Scheiding recht en moraal
Naast de scheiding van recht en religie is er ook een scheiding tussen recht en moraal. De
overeenkomst is dat beiden bestaan uit regels over gewenst gedrag. Er is echter een essentieel
verschil in de binding (en ditzelfde geldt voor recht en religie). De verbondenheid aan morele
regels ligt met name in je eigen autonomie en geweten. Daarnaast speelt sociale afkeuring ook
mee. Dit is een verschil met de binding aan het recht. Binding aan het recht is namelijk
onafhankelijk van de wil van een individu. Recht wordt aan mensen opgedrongen, mensen kunnen
er niet onderuit komen doordat het afgedwongen wordt door de overheid.
Hoewel deze gebieden gescheiden zijn, hebben ze echter ook overlapping.

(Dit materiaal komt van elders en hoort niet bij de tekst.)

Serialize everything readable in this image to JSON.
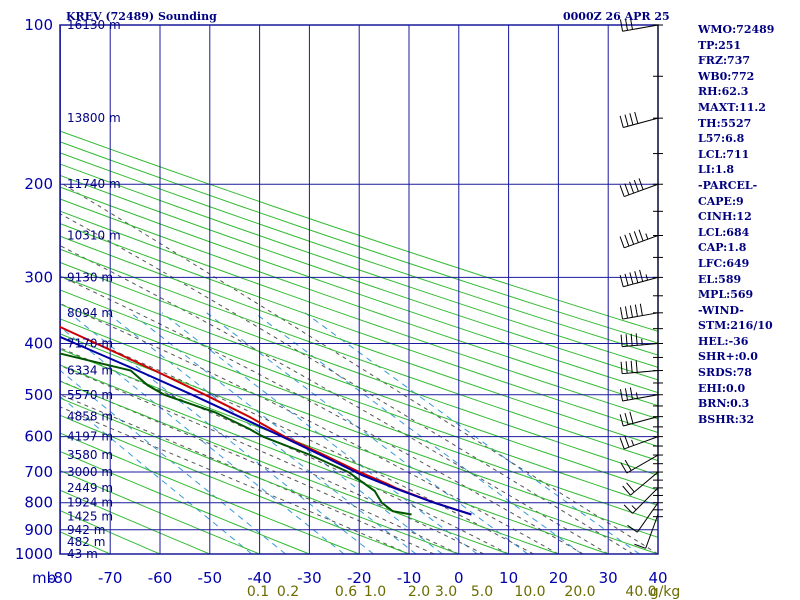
{
  "header": {
    "station_title": "KREV (72489) Sounding",
    "valid_time": "0000Z 26 APR 25"
  },
  "stats": [
    "WMO:72489",
    "TP:251",
    "FRZ:737",
    "WB0:772",
    "RH:62.3",
    "MAXT:11.2",
    "TH:5527",
    "L57:6.8",
    "LCL:711",
    "LI:1.8",
    "-PARCEL-",
    "CAPE:9",
    "CINH:12",
    "LCL:684",
    "CAP:1.8",
    "LFC:649",
    "EL:589",
    "MPL:569",
    "-WIND-",
    "STM:216/10",
    "HEL:-36",
    "SHR+:0.0",
    "SRDS:78",
    "EHI:0.0",
    "BRN:0.3",
    "BSHR:32"
  ],
  "colors": {
    "isobar": "#1a1a9c",
    "isotherm": "#1a1a9c",
    "dry_adiabat": "#33bb33",
    "moist_adiabat": "#555555",
    "mixing_ratio": "#3a9ad8",
    "temperature": "#cc0000",
    "dewpoint": "#005500",
    "parcel": "#0000aa",
    "text": "#000080"
  },
  "chart_data": {
    "type": "skew-t log-p",
    "xlabel": "",
    "ylabel": "mb",
    "pressure_range": [
      1000,
      100
    ],
    "temperature_range": [
      -80,
      40
    ],
    "pressure_ticks": [
      100,
      200,
      300,
      400,
      500,
      600,
      700,
      800,
      900,
      1000
    ],
    "temperature_ticks": [
      -80,
      -70,
      -60,
      -50,
      -40,
      -30,
      -20,
      -10,
      0,
      10,
      20,
      30,
      40
    ],
    "temperature_tick_labels": [
      "-80",
      "-70",
      "-60",
      "-50",
      "-40",
      "-30",
      "-20",
      "-10",
      "0",
      "10",
      "20",
      "30",
      "40"
    ],
    "height_labels": [
      {
        "p": 100,
        "label": "16130 m"
      },
      {
        "p": 150,
        "label": "13800 m"
      },
      {
        "p": 200,
        "label": "11740 m"
      },
      {
        "p": 250,
        "label": "10310 m"
      },
      {
        "p": 300,
        "label": "9130 m"
      },
      {
        "p": 350,
        "label": "8094 m"
      },
      {
        "p": 400,
        "label": "7170 m"
      },
      {
        "p": 450,
        "label": "6334 m"
      },
      {
        "p": 500,
        "label": "5570 m"
      },
      {
        "p": 550,
        "label": "4858 m"
      },
      {
        "p": 600,
        "label": "4197 m"
      },
      {
        "p": 650,
        "label": "3580 m"
      },
      {
        "p": 700,
        "label": "3000 m"
      },
      {
        "p": 750,
        "label": "2449 m"
      },
      {
        "p": 800,
        "label": "1924 m"
      },
      {
        "p": 850,
        "label": "1425 m"
      },
      {
        "p": 900,
        "label": "942 m"
      },
      {
        "p": 950,
        "label": "482 m"
      },
      {
        "p": 1000,
        "label": "43 m"
      }
    ],
    "mixing_ratio_labels": [
      "0.1",
      "0.2",
      "0.6",
      "1.0",
      "2.0",
      "3.0",
      "5.0",
      "10.0",
      "20.0",
      "40.0",
      "g/kg"
    ],
    "mixing_ratio_values": [
      0.1,
      0.2,
      0.6,
      1.0,
      2.0,
      3.0,
      5.0,
      10.0,
      20.0,
      40.0
    ],
    "dry_adiabats_C": [
      -160,
      -150,
      -140,
      -130,
      -120,
      -110,
      -100,
      -90,
      -80,
      -70,
      -60,
      -50,
      -40,
      -30,
      -20,
      -10,
      0,
      10,
      20,
      30,
      40,
      50,
      60,
      70,
      80,
      90,
      100,
      110,
      120,
      130,
      140,
      150,
      160,
      170,
      180,
      190,
      200
    ],
    "moist_adiabats_C": [
      -10,
      -5,
      0,
      5,
      10,
      15,
      20,
      25,
      30,
      35,
      40
    ],
    "series": [
      {
        "name": "Temperature",
        "points": [
          {
            "p": 842,
            "t": 10.6
          },
          {
            "p": 800,
            "t": 5.6
          },
          {
            "p": 750,
            "t": 0.8
          },
          {
            "p": 737,
            "t": 0.0
          },
          {
            "p": 700,
            "t": -3.2
          },
          {
            "p": 650,
            "t": -6.8
          },
          {
            "p": 600,
            "t": -11.0
          },
          {
            "p": 550,
            "t": -14.0
          },
          {
            "p": 500,
            "t": -18.4
          },
          {
            "p": 450,
            "t": -23.6
          },
          {
            "p": 400,
            "t": -29.8
          },
          {
            "p": 350,
            "t": -37.0
          },
          {
            "p": 300,
            "t": -44.4
          },
          {
            "p": 280,
            "t": -48.0
          },
          {
            "p": 251,
            "t": -54.0
          },
          {
            "p": 230,
            "t": -55.0
          },
          {
            "p": 200,
            "t": -54.8
          },
          {
            "p": 175,
            "t": -55.2
          },
          {
            "p": 150,
            "t": -55.6
          },
          {
            "p": 125,
            "t": -59.0
          },
          {
            "p": 110,
            "t": -61.0
          },
          {
            "p": 100,
            "t": -62.2
          }
        ]
      },
      {
        "name": "Dewpoint",
        "points": [
          {
            "p": 842,
            "t": -1.4
          },
          {
            "p": 830,
            "t": -4.5
          },
          {
            "p": 800,
            "t": -5.0
          },
          {
            "p": 760,
            "t": -4.0
          },
          {
            "p": 740,
            "t": -4.5
          },
          {
            "p": 700,
            "t": -5.4
          },
          {
            "p": 650,
            "t": -9.6
          },
          {
            "p": 600,
            "t": -15.4
          },
          {
            "p": 580,
            "t": -16.5
          },
          {
            "p": 540,
            "t": -20.0
          },
          {
            "p": 500,
            "t": -26.6
          },
          {
            "p": 480,
            "t": -28.0
          },
          {
            "p": 450,
            "t": -28.4
          },
          {
            "p": 420,
            "t": -38.4
          },
          {
            "p": 400,
            "t": -45.0
          },
          {
            "p": 380,
            "t": -45.0
          },
          {
            "p": 350,
            "t": -52.0
          },
          {
            "p": 320,
            "t": -58.0
          },
          {
            "p": 300,
            "t": -60.0
          },
          {
            "p": 280,
            "t": -62.0
          },
          {
            "p": 260,
            "t": -64.0
          },
          {
            "p": 240,
            "t": -66.0
          },
          {
            "p": 220,
            "t": -70.0
          },
          {
            "p": 200,
            "t": -72.0
          },
          {
            "p": 180,
            "t": -76.0
          },
          {
            "p": 160,
            "t": -78.0
          },
          {
            "p": 140,
            "t": -82.0
          },
          {
            "p": 120,
            "t": -84.0
          },
          {
            "p": 100,
            "t": -86.0
          }
        ]
      },
      {
        "name": "Parcel",
        "points": [
          {
            "p": 842,
            "t": 10.6
          },
          {
            "p": 800,
            "t": 5.5
          },
          {
            "p": 750,
            "t": 0.5
          },
          {
            "p": 711,
            "t": -3.2
          },
          {
            "p": 650,
            "t": -7.5
          },
          {
            "p": 600,
            "t": -11.5
          },
          {
            "p": 550,
            "t": -16.0
          },
          {
            "p": 500,
            "t": -21.0
          },
          {
            "p": 450,
            "t": -27.0
          },
          {
            "p": 400,
            "t": -34.0
          },
          {
            "p": 350,
            "t": -42.0
          },
          {
            "p": 300,
            "t": -52.0
          },
          {
            "p": 250,
            "t": -63.0
          },
          {
            "p": 200,
            "t": -76.0
          },
          {
            "p": 190,
            "t": -79.0
          }
        ]
      }
    ],
    "wind_barbs": [
      {
        "p": 842,
        "dir": 200,
        "spd": 10
      },
      {
        "p": 800,
        "dir": 215,
        "spd": 10
      },
      {
        "p": 750,
        "dir": 225,
        "spd": 15
      },
      {
        "p": 700,
        "dir": 230,
        "spd": 20
      },
      {
        "p": 650,
        "dir": 240,
        "spd": 20
      },
      {
        "p": 600,
        "dir": 250,
        "spd": 25
      },
      {
        "p": 550,
        "dir": 255,
        "spd": 30
      },
      {
        "p": 500,
        "dir": 260,
        "spd": 35
      },
      {
        "p": 450,
        "dir": 265,
        "spd": 40
      },
      {
        "p": 400,
        "dir": 265,
        "spd": 45
      },
      {
        "p": 350,
        "dir": 260,
        "spd": 50
      },
      {
        "p": 300,
        "dir": 255,
        "spd": 55
      },
      {
        "p": 250,
        "dir": 250,
        "spd": 55
      },
      {
        "p": 200,
        "dir": 250,
        "spd": 50
      },
      {
        "p": 150,
        "dir": 255,
        "spd": 40
      },
      {
        "p": 100,
        "dir": 260,
        "spd": 30
      }
    ],
    "grid": true
  }
}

Veel regels die
voortkomen uit de religie of het moreel zie je ook terug in het recht.
Voordelen van de scheiding tussen recht en moraal
• Ruimte voor enige persoonlijke autonomie.
• Rechtszekerheid, met het moderne rechtssysteem worden normatieve beslissingen los gemaakt
van de moraal en mening van de rechtgevende. Het is gebaseerd op onafhankelijkheid en
hierdoor ben je zeker van je recht.
• Procedures voor verandering van het recht.
• Maakt technische regelgeving mogelijk. Naarmate een samenleving complexer wordt, is er meer
technische en complexe regelgeving nodig. Deze zijn moeilijk en moeten worden opgeschreven.
Wanneer is een regel een rechtsregel (en wanneer een morele of religieuze regel)?
Je moet kijken naar de bron waar de regel vandaan komt. Rechtsregels is alleen datgene dat
voortvloeit uit een rechtsbron.
Vier rechtsbronnen
• Wetgeving.
• Verdragen.
Deze worden ook wel het geschreven recht genoemd door juristen.
• Gewoonterecht.
• Jurisprudentie (rechter voegt dingen toe aan onvolledige wet en is niet democratisch, de Hoge
Raad is niet een goede weergave van de samenleving) .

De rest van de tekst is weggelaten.